Berlin-Wahl - Buhlen um die SPD

Auch nach der Wahl zum Berliner Abgeordnetenhaus am 21.Oktober hält sich die Spannung. Klaus Wowereit, Spitzenkandidat der SPD und kommender Bürgermeister, kann sich bei einer insgesamten Wahlbeteiligung von knapp 70% mit einem Wahlergebnis von 30% für die SPD zwischen verschiedenen Koalitionspartnern entscheiden: allein mit der Partei des Demokratischen Sozialismus (PDS), die 22,6% der Stimmen bekommen hat, oder mit den liberalen Freien Demokraten Deutschlands (FDP) und den Grünen, die mit knapp 10 bzw. 9% als gemeinsame Koalitionspartner für den Berliner Senat in Frage kämen.
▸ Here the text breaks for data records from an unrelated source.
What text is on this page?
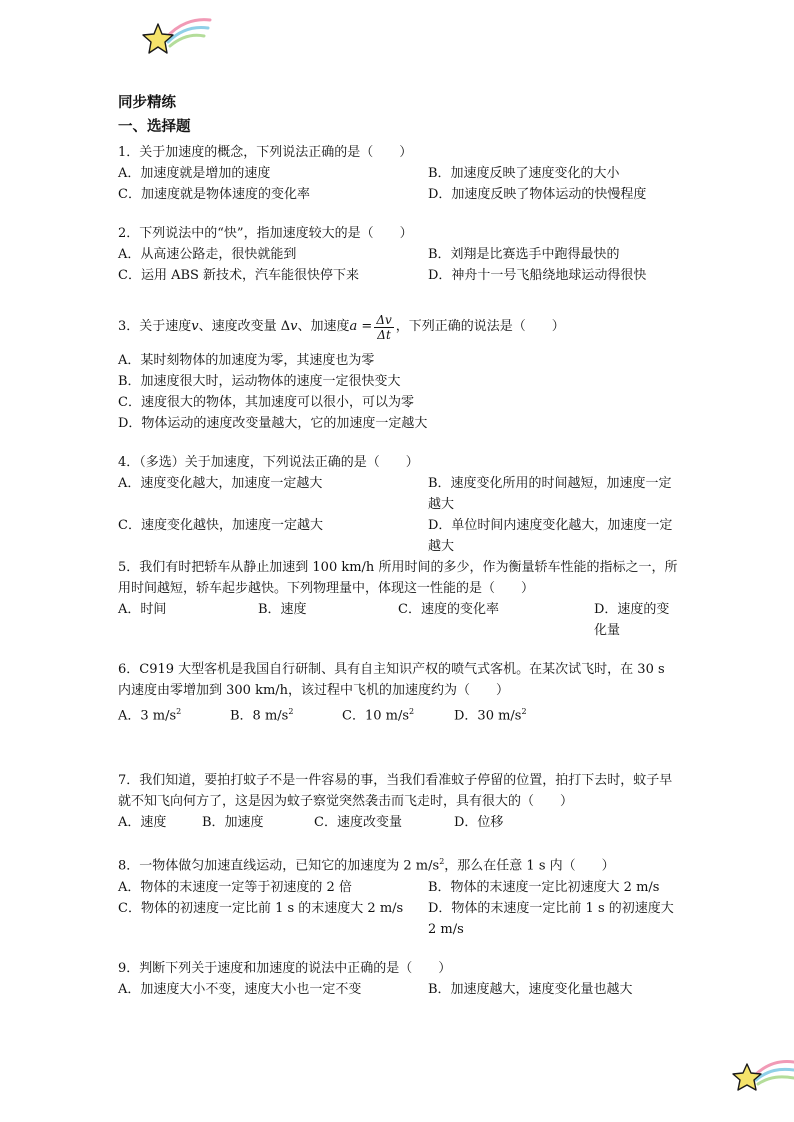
同步精练
一、选择题
1．关于加速度的概念，下列说法正确的是（　　）
A．加速度就是增加的速度	B．加速度反映了速度变化的大小
C．加速度就是物体速度的变化率	D．加速度反映了物体运动的快慢程度
2．下列说法中的“快”，指加速度较大的是（　　）
A．从高速公路走，很快就能到	B．刘翔是比赛选手中跑得最快的
C．运用 ABS 新技术，汽车能很快停下来	D．神舟十一号飞船绕地球运动得很快
3．关于速度 v 、速度改变量 Δ v 、加速度 $a = \frac{\Delta v}{\Delta t}$ ，下列正确的说法是（　　）
A．某时刻物体的加速度为零，其速度也为零
B．加速度很大时，运动物体的速度一定很快变大
C．速度很大的物体，其加速度可以很小，可以为零
D．物体运动的速度改变量越大，它的加速度一定越大
4．（多选）关于加速度，下列说法正确的是（　　）
A．速度变化越大，加速度一定越大	B．速度变化所用的时间越短，加速度一定越大
C．速度变化越快，加速度一定越大	D．单位时间内速度变化越大，加速度一定越大
5．我们有时把轿车从静止加速到 100 km/h 所用时间的多少，作为衡量轿车性能的指标之一，所用时间越短，轿车起步越快。下列物理量中，体现这一性能的是（　　）
A．时间	B．速度	C．速度的变化率	D．速度的变化量
6．C919 大型客机是我国自行研制、具有自主知识产权的喷气式客机。在某次试飞时，在 30 s 内速度由零增加到 300 km/h，该过程中飞机的加速度约为（　　）
A．3 $m/s^2$	B．8 $m/s^2$	C．10 $m/s^2$	D．30 $m/s^2$
7．我们知道，要拍打蚊子不是一件容易的事，当我们看准蚊子停留的位置，拍打下去时，蚊子早就不知飞向何方了，这是因为蚊子察觉突然袭击而飞走时，具有很大的（　　）
A．速度	B．加速度	C．速度改变量	D．位移
8．一物体做匀加速直线运动，已知它的加速度为 2 $m/s^2$，那么在任意 1 s 内（　　）
A．物体的末速度一定等于初速度的 2 倍	B．物体的末速度一定比初速度大 2 m/s
C．物体的初速度一定比前 1 s 的末速度大 2 m/s	D．物体的末速度一定比前 1 s 的初速度大 2 m/s
9．判断下列关于速度和加速度的说法中正确的是（　　）
A．加速度大小不变，速度大小也一定不变	B．加速度越大，速度变化量也越大
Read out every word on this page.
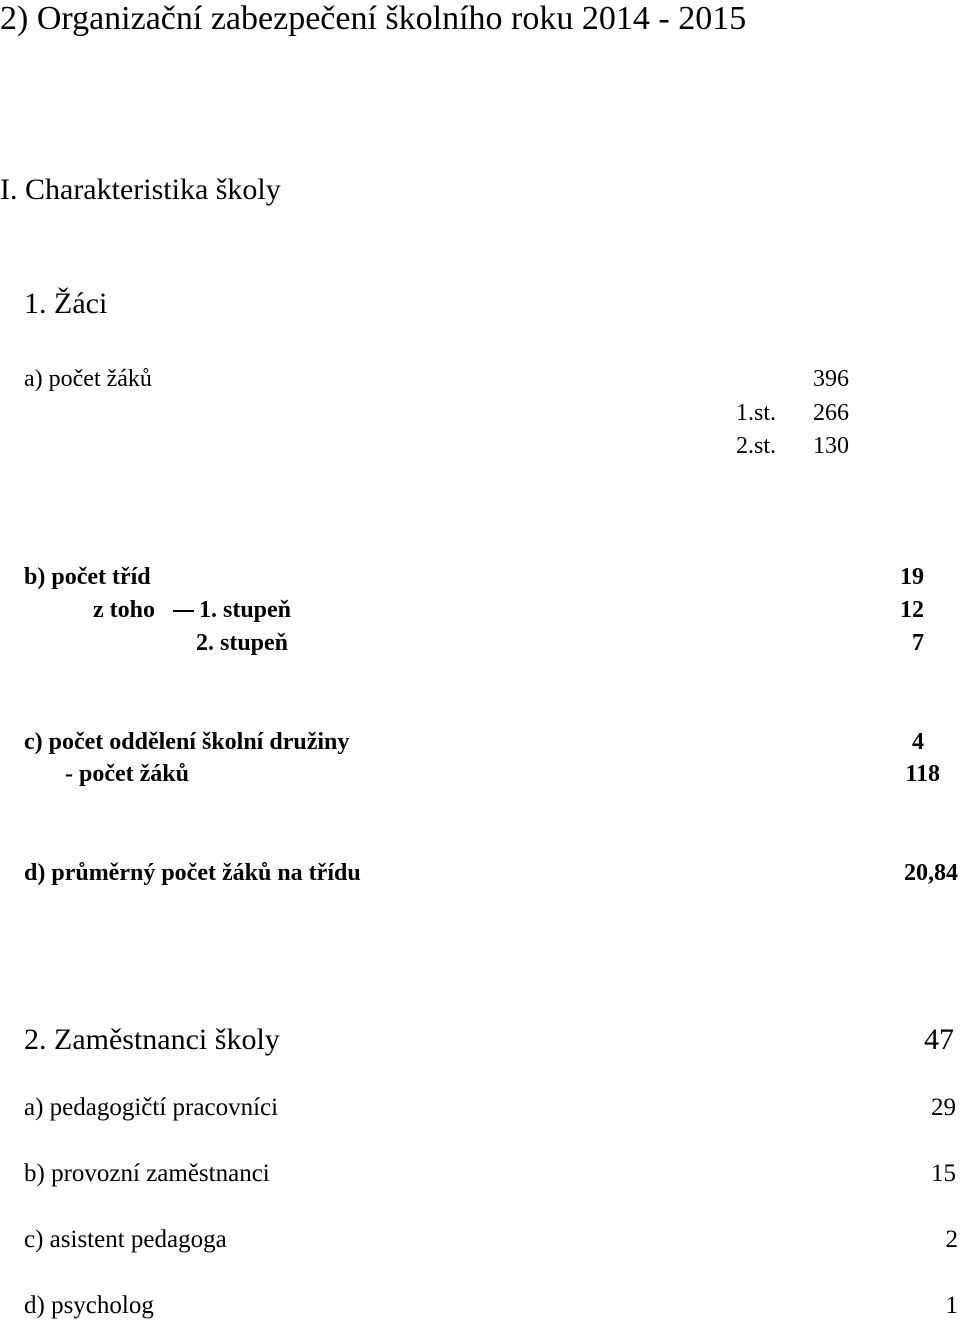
2) Organizační zabezpečení školního roku 2014 - 2015
I. Charakteristika školy
1. Žáci
a) počet žáků	396
1.st. 266
2.st. 130
b) počet tříd	19
z toho 1. stupeň	12
2. stupeň	7
c) počet oddělení školní družiny	4
- počet žáků	118
d) průměrný počet žáků na třídu	20,84
2. Zaměstnanci školy	47
a) pedagogičtí pracovníci	29
b) provozní zaměstnanci	15
c) asistent pedagoga	2
d) psycholog	1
Die christdemokratische CDU hat mit mehr als 17% eine ihrer größten Wahlniederlagen erlitten und kommt für Wowereit ohnehin nicht als Partner in Frage, denn der Bruch der großen Koalition wegen eines CDU-Finanzskandals zu Beginn des Jahres hatte erst zu den Neuwahlen geführt. Größte Gewinnerin war die FDP, die mit einem Zugewinn von 7,7% — hauptsächlich auf Kosten der CDU - wieder ins Abgeordnetenhaus einziehen konnte. Zweite war die SPD, die ebenfalls einen Stimmenzuwachs von knapp über 7% hatte. Die PDS war dritte Gewinnerin und kam auf ein Plus von 4,9%. Sie erzielte in Ost-Berlin mit 47,6% (+8,1) nahezu die absolute Mehrheit und brachte es im Westteil der Stadt auf 6,9%, dass sind 2,7 Prozentpunkte mehr als zu den Berliner Wahlen 1999.
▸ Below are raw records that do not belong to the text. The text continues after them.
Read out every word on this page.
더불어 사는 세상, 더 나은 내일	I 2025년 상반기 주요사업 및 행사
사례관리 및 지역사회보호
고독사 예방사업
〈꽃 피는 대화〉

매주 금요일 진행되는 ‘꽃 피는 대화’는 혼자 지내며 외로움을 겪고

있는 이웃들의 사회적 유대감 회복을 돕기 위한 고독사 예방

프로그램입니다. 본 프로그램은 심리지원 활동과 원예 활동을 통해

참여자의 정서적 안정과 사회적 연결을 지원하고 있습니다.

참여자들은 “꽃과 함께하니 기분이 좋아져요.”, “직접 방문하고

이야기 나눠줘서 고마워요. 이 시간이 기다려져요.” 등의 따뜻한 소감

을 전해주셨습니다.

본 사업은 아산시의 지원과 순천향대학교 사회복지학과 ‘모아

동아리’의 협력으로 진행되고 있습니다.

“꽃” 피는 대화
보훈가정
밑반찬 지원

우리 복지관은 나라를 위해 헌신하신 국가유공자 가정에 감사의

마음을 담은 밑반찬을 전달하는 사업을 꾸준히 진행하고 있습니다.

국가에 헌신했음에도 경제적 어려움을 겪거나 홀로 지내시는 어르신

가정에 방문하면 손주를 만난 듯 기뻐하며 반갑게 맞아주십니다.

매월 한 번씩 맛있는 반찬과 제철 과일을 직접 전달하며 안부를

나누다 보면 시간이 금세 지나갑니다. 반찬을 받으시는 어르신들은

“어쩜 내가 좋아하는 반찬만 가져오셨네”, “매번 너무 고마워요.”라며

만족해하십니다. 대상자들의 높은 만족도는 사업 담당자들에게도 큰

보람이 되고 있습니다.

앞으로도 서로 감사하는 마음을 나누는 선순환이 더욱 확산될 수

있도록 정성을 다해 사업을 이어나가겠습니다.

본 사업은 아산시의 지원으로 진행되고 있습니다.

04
Nach Analysen des Meinungsforschungsinstitutes Infratest Dimap erhielt gerade die PDS einen zusätzlichen Schub durch die US-Angriffe gegen Afghanistan. Die PDS weckt in einigen Mileus Hoffnungen: Für sieben von zehn PDS-Wählern war das Image der Antikriegspartei ein ausschlaggebendes Motiv. Dies führte auch zu dem verhältnismäßig gutem Ergebnis im Westteil der Stadt, wo ehemalige Wähler der Grünen der PDS über die 5%- Hürde verhalfen. Die PDS hat vor allem auf junge Wähler unter 24 mit Hochschulreife eine große Ausstrahlung: mit 30% ist sie in dieser Wählergruppe stärkste Partei.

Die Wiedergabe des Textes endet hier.